Też jestem zdania, że jak się nie ma, co się lubi, to się lubi co się niema...
Wersja do druku
Też jestem zdania, że jak się nie ma, co się lubi, to się lubi co się niema...
Pokazałem mojej żonie Twoj dom i niestety, żałuje, że to zrobiłem. Już mi marudzi, że chce podobny, albo nawet taki sam.
mc_iek masz chyba pierwszego klienta na umowę know-how :mrgreen:
mnie też zapachniało a z masełkiem to już miodzio, nic więcej nie trzeba
Miodzio można kupić na pobliskim targu. Może namówię żonę, żeby ukręciła masło czosnkowe do następnych zdjęć, następnego chleba?

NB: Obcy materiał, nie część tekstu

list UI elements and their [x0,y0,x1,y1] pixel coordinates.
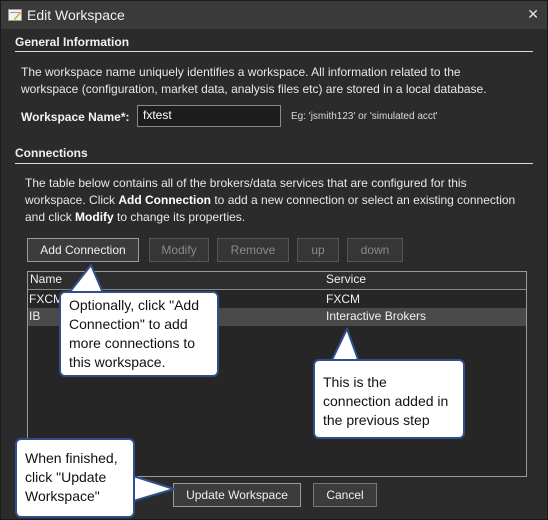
general-information-heading: General Information [15,35,130,49]
table-row-service[interactable]: FXCM [326,292,360,306]
general-divider [15,51,533,52]
general-description: The workspace name uniquely identifies a… [21,64,541,98]
callout-add-connection: Optionally, click "Add Connection" to ad… [59,291,219,377]
table-row-service[interactable]: Interactive Brokers [326,309,426,323]
desc-text: to change its properties. [113,210,246,224]
desc-text: workspace. Click [25,193,119,207]
add-connection-button[interactable]: Add Connection [27,238,139,262]
cancel-button[interactable]: Cancel [313,483,377,507]
callout-pointer [129,473,175,504]
desc-bold-modify: Modify [75,210,114,224]
callout-line: When finished, [25,450,118,466]
callout-line: click "Update [25,469,107,485]
desc-text: to add a new connection or select an exi… [211,193,516,207]
connections-description-line-3: and click Modify to change its propertie… [25,209,545,226]
modify-button[interactable]: Modify [149,238,209,262]
down-button[interactable]: down [347,238,403,262]
callout-line: connection added in [323,393,449,409]
workspace-name-hint: Eg: 'jsmith123' or 'simulated acct' [291,111,438,122]
callout-line: more connections to [69,335,196,351]
callout-line: this workspace. [69,354,166,370]
column-header-service[interactable]: Service [326,272,526,290]
connections-heading: Connections [15,146,88,160]
desc-text: and click [25,210,76,224]
connections-description: The table below contains all of the brok… [25,175,545,226]
callout-connection-added: This is the connection added in the prev… [313,359,465,439]
workspace-name-label: Workspace Name*: [21,110,130,124]
window-title: Edit Workspace [27,7,125,23]
general-description-line-1: The workspace name uniquely identifies a… [21,65,461,79]
connections-description-line-1: The table below contains all of the brok… [25,176,467,190]
table-row-name[interactable]: IB [29,309,40,323]
general-description-line-2: workspace (configuration, market data, a… [21,82,487,96]
workspace-icon [8,9,22,21]
callout-line: Connection" to add [69,316,188,332]
callout-pointer [67,264,105,294]
callout-when-finished: When finished, click "Update Workspace" [15,438,135,518]
callout-line: Workspace" [25,488,100,504]
title-bar: Edit Workspace ✕ [1,1,547,29]
desc-bold-add-connection: Add Connection [118,193,212,207]
close-icon[interactable]: ✕ [527,6,539,23]
callout-line: This is the [323,374,387,390]
remove-button[interactable]: Remove [217,238,289,262]
workspace-name-input[interactable]: fxtest [137,105,281,127]
connections-divider [15,163,533,164]
table-row-name[interactable]: FXCM [29,292,63,306]
update-workspace-button[interactable]: Update Workspace [173,483,301,507]
connections-description-line-2: workspace. Click Add Connection to add a… [25,192,545,209]
callout-line: the previous step [323,412,430,428]
up-button[interactable]: up [297,238,339,262]
callout-line: Optionally, click "Add [69,297,199,313]
edit-workspace-dialog: Edit Workspace ✕ General Information The… [0,0,548,520]
callout-pointer [329,327,361,363]
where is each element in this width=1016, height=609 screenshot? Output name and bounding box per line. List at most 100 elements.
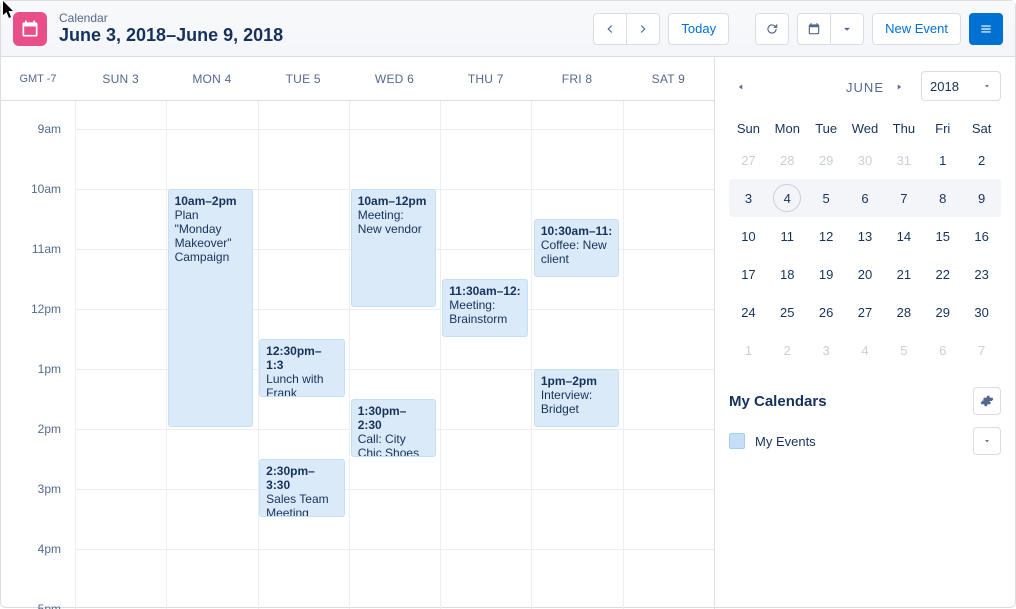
view-switch-button[interactable] — [797, 13, 831, 45]
mini-day[interactable]: 16 — [962, 229, 1001, 244]
mini-day[interactable]: 18 — [768, 267, 807, 282]
next-month-button[interactable] — [887, 75, 911, 99]
mini-day[interactable]: 4 — [846, 343, 885, 358]
calendar-app-icon — [13, 12, 47, 46]
mini-day[interactable]: 17 — [729, 267, 768, 282]
day-header-cell[interactable]: THU 7 — [440, 57, 531, 100]
app-name: Calendar — [59, 11, 593, 25]
calendars-settings-button[interactable] — [973, 387, 1001, 415]
mini-day[interactable]: 5 — [884, 343, 923, 358]
mini-day[interactable]: 21 — [884, 267, 923, 282]
mini-calendar-header: JUNE 2018 — [729, 69, 1001, 105]
event-title: Meeting: New vendor — [358, 208, 422, 236]
mini-day[interactable]: 7 — [884, 191, 923, 206]
mini-day[interactable]: 1 — [923, 153, 962, 168]
mini-day[interactable]: 7 — [962, 343, 1001, 358]
mini-day[interactable]: 6 — [923, 343, 962, 358]
mini-day[interactable]: 29 — [923, 305, 962, 320]
year-select[interactable]: 2018 — [921, 71, 1001, 101]
hour-label: 12pm — [31, 302, 61, 316]
calendar-menu-button[interactable] — [973, 427, 1001, 455]
mini-dow: Wed — [846, 121, 885, 136]
mini-day[interactable]: 11 — [768, 229, 807, 244]
mini-day[interactable]: 24 — [729, 305, 768, 320]
mini-day[interactable]: 20 — [846, 267, 885, 282]
mini-day[interactable]: 23 — [962, 267, 1001, 282]
prev-month-button[interactable] — [729, 75, 753, 99]
event-time: 2:30pm–3:30 — [266, 464, 338, 492]
day-header-cell[interactable]: FRI 8 — [531, 57, 622, 100]
mini-day[interactable]: 2 — [768, 343, 807, 358]
mini-day[interactable]: 3 — [729, 191, 768, 206]
mini-day[interactable]: 31 — [884, 153, 923, 168]
mini-dow: Fri — [923, 121, 962, 136]
mini-day[interactable]: 30 — [962, 305, 1001, 320]
day-header-cell[interactable]: SUN 3 — [75, 57, 166, 100]
mini-day[interactable]: 13 — [846, 229, 885, 244]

Mój pies robi czasem "know-how", szczególnie gdy za płotem przejeżdżają rowerzyści.
Pokazywanie zdjęć żonom bywa niebezpieczne. Nigdy nie wiadomo, co one tam wypatrzą i potem trzeba się tłumaczyć... Chcesz telefon do cieśli? Choć z drugiej strony zawsze możesz ją przekonywać argumentami, że drewniany dom w centrum Warszawy to takie niemodne!
To może argument, że w drewnianym domu zawsze jest dużo pająków?